Par Julie Cadilhacbscnews.fr/ Faut-il encore présenter l’impressionnant et passionnant personnage qu’est Jean-François Stévenin? Dirigé par François Truffaut, André Téchiné, Jacques Rivette,Jean-Pierre Mocky, Jean-Luc Godard, Bertrand Blier, Alexandre Arcardy, Laetitia Masson, René Féret et tant d’autres, il est une figure incontournable du cinéma français. Polars, films d’auteurs, intimistes, populaires ou à grand public, téléfilms et à l’affiche même de quelques productions américaines, son expérience cinématographique est d’une grande richesse.

propos recueillis par

Cet admirateur de John Cassavetes est également réalisateur de trois fictions : Passe-Montagne, Double messieurs et Mischka. Exigeant, généreux et soucieux d’authenticité, Jean-François Stévenin n’a réalisé seulement que trois films car, comme il le dit lui-même, chacune de ses productions nécessite un investissement obsessionnel et exclusif.

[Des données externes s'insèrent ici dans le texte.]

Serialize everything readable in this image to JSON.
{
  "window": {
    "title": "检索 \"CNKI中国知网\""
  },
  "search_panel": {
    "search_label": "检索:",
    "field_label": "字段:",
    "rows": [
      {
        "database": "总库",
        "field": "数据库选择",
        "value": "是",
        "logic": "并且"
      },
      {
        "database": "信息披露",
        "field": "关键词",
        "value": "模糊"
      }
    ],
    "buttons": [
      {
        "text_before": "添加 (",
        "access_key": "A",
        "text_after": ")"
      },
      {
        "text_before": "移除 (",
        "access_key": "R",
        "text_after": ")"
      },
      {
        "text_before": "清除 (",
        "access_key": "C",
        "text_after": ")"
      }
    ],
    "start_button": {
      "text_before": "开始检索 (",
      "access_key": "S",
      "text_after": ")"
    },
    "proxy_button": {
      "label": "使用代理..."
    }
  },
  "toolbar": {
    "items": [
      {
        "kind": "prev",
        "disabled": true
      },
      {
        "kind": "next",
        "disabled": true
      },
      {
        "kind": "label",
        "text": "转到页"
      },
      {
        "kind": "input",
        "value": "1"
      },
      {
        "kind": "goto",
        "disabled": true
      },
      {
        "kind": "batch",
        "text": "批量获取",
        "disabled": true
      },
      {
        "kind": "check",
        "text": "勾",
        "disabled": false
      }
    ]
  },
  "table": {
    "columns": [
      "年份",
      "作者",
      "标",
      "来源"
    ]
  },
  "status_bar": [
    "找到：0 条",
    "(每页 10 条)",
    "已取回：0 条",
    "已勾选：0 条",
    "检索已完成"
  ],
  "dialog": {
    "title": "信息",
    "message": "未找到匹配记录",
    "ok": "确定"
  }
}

Le cinéaste y met souvent en lumière avec tendresse, humour et beaucoup de sensibilité, ceux qui sont d’habitude dans l’ombre.
Lors du Festival des Passeurs de lumière dont il est le parrain pour l’édition 2012, seront projetés ,en sa présence, L’argent de poche de François Truffaut dans lequel il incarne le rôle d’un professeur et Mischka, l’histoire d’un vieil homme délaissé sur une aire d’autoroute par sa famille qui atterrit dans un sinistre maison de retraite et auquel un garde-malade propose de quitter les lieux… « Eh bien alors Jean-François! Toujours d’attaque? Toujours sur la brèche?… » , aurait pu demander Louis-Ferdinand Céline. Séduits par la bonhommie et l’humour du personnage, nous sommes heureux de partager avec vous une rencontre vivante et riche d’anecdotes enthousiasmantes!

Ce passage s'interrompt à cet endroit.